Page County rotated its players in well in an attempt to stay as fresh as possible. In opening a 38-12 lead by the break, the Panthers received points from eight players. Page County had 9-0 and 10-0 runs in the first half, the latter concluded on a free throw from Trevor Parker at the 4:16 mark of the second period to move out to a 28-6 lead.
The Panthers closed the half by scoring the last six points, and shot 49 percent from the field in the first half and forced 17 turnovers over that time.

"All our kids are at the same speed and [nearly the] same height," Purdham said. "We're not going to be able to keep it at a quarter-court game or half-court game. We've got to utilize our strengths, and [quickness] is one of them."

All told, 16 of the Panthers' 22 made field goals in the game either came off layups or stickbacks.

"They're really talented offensively," French said. "Individually, they can really put the ball on the floor and they pass well. And they shoot it well.

"But, again, the thing that really killed us was that press. We did not execute against that at all."

To help his team have a little better flow over the course of the game, Purdham moved Jenkins to the point to give him the challenge of leading.
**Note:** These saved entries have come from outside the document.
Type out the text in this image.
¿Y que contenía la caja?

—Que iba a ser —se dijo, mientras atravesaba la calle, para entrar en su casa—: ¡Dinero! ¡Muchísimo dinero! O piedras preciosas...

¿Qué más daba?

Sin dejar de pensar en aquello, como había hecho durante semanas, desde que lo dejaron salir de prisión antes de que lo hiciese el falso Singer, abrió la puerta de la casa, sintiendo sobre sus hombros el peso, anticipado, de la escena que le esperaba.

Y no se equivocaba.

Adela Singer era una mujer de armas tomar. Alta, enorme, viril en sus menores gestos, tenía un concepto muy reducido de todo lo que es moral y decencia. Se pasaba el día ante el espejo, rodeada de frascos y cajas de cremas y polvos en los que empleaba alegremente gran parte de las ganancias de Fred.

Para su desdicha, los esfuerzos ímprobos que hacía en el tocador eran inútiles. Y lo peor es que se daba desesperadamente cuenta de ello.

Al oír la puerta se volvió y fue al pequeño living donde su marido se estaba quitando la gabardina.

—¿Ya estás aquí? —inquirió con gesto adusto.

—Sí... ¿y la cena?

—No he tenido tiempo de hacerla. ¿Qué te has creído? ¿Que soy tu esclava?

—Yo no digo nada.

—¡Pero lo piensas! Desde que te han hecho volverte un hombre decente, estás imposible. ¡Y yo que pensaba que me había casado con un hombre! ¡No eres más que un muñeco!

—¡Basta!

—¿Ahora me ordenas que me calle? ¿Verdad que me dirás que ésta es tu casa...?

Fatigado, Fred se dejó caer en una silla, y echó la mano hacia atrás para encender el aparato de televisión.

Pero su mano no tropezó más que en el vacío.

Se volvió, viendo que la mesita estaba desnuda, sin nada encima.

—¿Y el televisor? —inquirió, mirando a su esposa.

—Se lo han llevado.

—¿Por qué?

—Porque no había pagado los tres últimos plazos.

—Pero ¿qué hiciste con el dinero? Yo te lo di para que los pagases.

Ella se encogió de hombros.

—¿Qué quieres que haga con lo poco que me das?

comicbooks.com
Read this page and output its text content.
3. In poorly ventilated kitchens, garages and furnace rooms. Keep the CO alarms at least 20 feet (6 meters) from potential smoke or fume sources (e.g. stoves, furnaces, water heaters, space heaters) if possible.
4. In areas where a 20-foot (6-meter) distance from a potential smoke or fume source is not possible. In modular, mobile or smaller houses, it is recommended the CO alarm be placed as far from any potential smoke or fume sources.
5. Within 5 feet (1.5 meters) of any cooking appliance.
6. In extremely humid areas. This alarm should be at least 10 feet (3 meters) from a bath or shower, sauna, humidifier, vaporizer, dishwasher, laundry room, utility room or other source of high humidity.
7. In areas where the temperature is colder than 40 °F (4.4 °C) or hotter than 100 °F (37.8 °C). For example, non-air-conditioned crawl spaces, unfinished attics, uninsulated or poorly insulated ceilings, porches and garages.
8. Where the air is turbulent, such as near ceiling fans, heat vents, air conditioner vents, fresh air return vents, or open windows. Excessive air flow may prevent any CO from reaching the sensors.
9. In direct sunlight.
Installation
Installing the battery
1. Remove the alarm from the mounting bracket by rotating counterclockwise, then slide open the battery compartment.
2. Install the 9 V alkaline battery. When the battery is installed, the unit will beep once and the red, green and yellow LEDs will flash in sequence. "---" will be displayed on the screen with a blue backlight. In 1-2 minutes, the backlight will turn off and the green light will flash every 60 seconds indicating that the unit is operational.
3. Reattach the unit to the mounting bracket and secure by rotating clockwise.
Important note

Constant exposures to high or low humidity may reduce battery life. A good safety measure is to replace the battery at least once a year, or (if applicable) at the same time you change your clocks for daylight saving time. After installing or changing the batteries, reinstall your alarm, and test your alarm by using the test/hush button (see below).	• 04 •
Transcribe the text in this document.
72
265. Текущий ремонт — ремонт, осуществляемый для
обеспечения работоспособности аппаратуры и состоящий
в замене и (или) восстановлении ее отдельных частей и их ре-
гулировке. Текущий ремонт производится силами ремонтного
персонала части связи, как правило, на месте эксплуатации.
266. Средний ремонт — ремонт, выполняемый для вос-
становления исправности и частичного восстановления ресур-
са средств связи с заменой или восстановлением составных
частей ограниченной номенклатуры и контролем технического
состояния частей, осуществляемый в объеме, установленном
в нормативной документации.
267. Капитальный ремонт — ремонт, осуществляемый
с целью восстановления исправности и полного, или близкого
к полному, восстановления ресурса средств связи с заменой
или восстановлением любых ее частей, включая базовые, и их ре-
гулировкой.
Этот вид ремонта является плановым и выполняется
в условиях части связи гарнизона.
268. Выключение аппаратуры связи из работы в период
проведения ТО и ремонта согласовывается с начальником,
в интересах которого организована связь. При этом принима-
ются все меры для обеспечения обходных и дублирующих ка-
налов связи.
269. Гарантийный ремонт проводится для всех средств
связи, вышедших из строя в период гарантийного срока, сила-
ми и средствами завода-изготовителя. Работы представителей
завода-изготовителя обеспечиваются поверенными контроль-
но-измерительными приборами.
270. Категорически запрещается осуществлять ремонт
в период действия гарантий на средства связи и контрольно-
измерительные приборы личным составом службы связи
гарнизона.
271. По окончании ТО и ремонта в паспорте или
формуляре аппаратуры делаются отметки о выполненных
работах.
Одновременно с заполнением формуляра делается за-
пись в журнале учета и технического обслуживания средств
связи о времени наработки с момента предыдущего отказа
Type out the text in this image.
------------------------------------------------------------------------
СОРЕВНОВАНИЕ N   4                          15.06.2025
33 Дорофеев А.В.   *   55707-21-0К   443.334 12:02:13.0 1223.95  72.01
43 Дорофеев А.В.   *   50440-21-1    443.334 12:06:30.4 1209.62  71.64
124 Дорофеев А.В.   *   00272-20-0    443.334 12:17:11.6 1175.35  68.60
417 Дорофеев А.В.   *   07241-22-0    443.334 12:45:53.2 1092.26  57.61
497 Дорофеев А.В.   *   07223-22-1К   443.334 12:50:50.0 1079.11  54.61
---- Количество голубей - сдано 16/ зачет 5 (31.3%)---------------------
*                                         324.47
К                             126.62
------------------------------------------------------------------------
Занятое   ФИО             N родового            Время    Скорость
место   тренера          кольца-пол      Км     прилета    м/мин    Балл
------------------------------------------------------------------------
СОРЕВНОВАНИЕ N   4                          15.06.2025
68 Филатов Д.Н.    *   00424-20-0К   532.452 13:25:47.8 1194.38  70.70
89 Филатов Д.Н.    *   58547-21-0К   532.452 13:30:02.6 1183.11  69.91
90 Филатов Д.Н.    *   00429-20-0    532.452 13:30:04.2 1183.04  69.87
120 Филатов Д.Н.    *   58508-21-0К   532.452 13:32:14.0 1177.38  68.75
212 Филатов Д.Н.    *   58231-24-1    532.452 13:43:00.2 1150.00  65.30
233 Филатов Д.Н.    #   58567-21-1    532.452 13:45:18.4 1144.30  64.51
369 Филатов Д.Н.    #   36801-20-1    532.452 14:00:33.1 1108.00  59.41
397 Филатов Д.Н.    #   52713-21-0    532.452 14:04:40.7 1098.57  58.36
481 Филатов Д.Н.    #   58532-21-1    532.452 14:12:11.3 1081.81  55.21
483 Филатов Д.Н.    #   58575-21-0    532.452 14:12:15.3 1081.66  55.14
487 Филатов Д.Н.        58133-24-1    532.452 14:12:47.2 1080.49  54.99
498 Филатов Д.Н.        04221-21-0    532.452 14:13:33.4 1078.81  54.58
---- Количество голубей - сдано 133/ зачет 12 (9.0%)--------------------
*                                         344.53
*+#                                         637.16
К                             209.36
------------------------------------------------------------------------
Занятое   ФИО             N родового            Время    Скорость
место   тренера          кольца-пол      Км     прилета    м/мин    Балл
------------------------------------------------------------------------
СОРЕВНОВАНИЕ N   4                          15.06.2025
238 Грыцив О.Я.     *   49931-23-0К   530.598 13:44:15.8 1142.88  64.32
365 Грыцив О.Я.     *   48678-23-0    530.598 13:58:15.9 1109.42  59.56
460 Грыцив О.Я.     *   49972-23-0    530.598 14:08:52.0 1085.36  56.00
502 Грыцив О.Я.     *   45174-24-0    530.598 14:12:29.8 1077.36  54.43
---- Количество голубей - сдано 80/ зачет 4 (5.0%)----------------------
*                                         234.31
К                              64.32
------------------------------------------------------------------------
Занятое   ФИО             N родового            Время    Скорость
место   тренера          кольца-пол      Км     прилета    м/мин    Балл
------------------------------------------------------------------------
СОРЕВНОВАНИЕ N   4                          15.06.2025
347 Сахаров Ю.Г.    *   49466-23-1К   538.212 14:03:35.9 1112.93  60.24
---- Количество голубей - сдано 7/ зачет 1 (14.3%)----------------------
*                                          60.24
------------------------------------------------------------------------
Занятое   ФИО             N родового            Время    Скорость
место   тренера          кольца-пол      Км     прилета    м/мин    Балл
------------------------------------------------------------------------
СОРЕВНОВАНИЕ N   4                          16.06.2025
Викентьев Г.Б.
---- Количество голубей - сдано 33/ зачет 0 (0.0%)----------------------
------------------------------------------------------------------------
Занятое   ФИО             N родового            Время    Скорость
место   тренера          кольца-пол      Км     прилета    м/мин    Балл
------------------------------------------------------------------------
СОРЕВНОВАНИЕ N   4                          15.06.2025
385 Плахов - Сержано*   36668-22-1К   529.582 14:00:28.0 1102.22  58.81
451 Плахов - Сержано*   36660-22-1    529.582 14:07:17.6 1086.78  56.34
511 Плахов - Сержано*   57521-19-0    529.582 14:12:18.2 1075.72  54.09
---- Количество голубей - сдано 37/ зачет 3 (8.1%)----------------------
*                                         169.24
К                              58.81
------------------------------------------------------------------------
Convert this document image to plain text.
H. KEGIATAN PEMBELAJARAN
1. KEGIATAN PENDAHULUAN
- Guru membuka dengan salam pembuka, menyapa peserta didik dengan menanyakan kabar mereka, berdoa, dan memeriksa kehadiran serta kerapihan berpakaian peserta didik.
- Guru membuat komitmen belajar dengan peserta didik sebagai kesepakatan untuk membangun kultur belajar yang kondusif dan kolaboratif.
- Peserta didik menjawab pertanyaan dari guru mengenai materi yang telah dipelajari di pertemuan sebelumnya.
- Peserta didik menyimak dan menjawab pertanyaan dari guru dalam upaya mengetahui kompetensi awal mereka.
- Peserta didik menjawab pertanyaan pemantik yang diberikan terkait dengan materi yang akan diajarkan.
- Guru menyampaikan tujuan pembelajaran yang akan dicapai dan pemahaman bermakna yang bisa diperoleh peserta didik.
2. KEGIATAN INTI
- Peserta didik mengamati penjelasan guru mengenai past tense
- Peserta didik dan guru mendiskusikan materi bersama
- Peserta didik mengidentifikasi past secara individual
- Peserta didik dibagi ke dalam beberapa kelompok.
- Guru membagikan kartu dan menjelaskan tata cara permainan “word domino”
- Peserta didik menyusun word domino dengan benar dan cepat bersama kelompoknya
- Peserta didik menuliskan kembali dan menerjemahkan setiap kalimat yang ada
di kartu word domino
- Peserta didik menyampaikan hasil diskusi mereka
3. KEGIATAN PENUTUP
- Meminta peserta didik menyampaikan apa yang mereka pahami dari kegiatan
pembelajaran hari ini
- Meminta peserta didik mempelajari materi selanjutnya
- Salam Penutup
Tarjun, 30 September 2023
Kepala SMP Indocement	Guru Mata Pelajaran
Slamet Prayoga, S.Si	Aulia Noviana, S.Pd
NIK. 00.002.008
Taking on that kind of responsibility worked out well for Jenkins, a starter at shooting guard since the start of his junior season. Jenkins was everywhere, stripping from behind and front for steals (game-high six), running the floor smoothly and spotting open shooters (game-high six assists), and driving the lane with a quick first-step for points (game-high 13, all in the first half).

"He's always been our shooting guard or on the wing," Purdham said. "I wanted to bring out the leadership qualities that he's got. He has leadership qualities I didn't think we were getting out of him being at off-guard. I told him right after the game that I was pleased with how he handled himself."

A pair of three-point losses to Turner Ashby (when the they blew a 13-point, fourth-quarter lead) and Madison County, respectively, stung the Panthers in their first couple games. But a lopsided affair with the Rams offered Page County a chance to get more players involved in the scoring.

The Panthers got points from nine of their 10 players. Austin Painter had 11 points, Keith Short had eight, and Pete Monteleone had seven.

"They're buying into each other and they're starting to come together now," said Purdham, who lost several key players from last season's Region B tournament squad. "I think the guys are filling their roles and gelling together. We've had some bumps in the road, but I think that's kind of what brought out our [good] effort tonight."

The Rams did play even with the Panthers after halftime, with each team scoring 20 points. Strasburg finished the game with 28 turnovers and shot just 33 percent (14-of-42) from the field.

For the second straight game, no Ram reached double-digit scoring. Jordan Williams led Strasburg with eight points.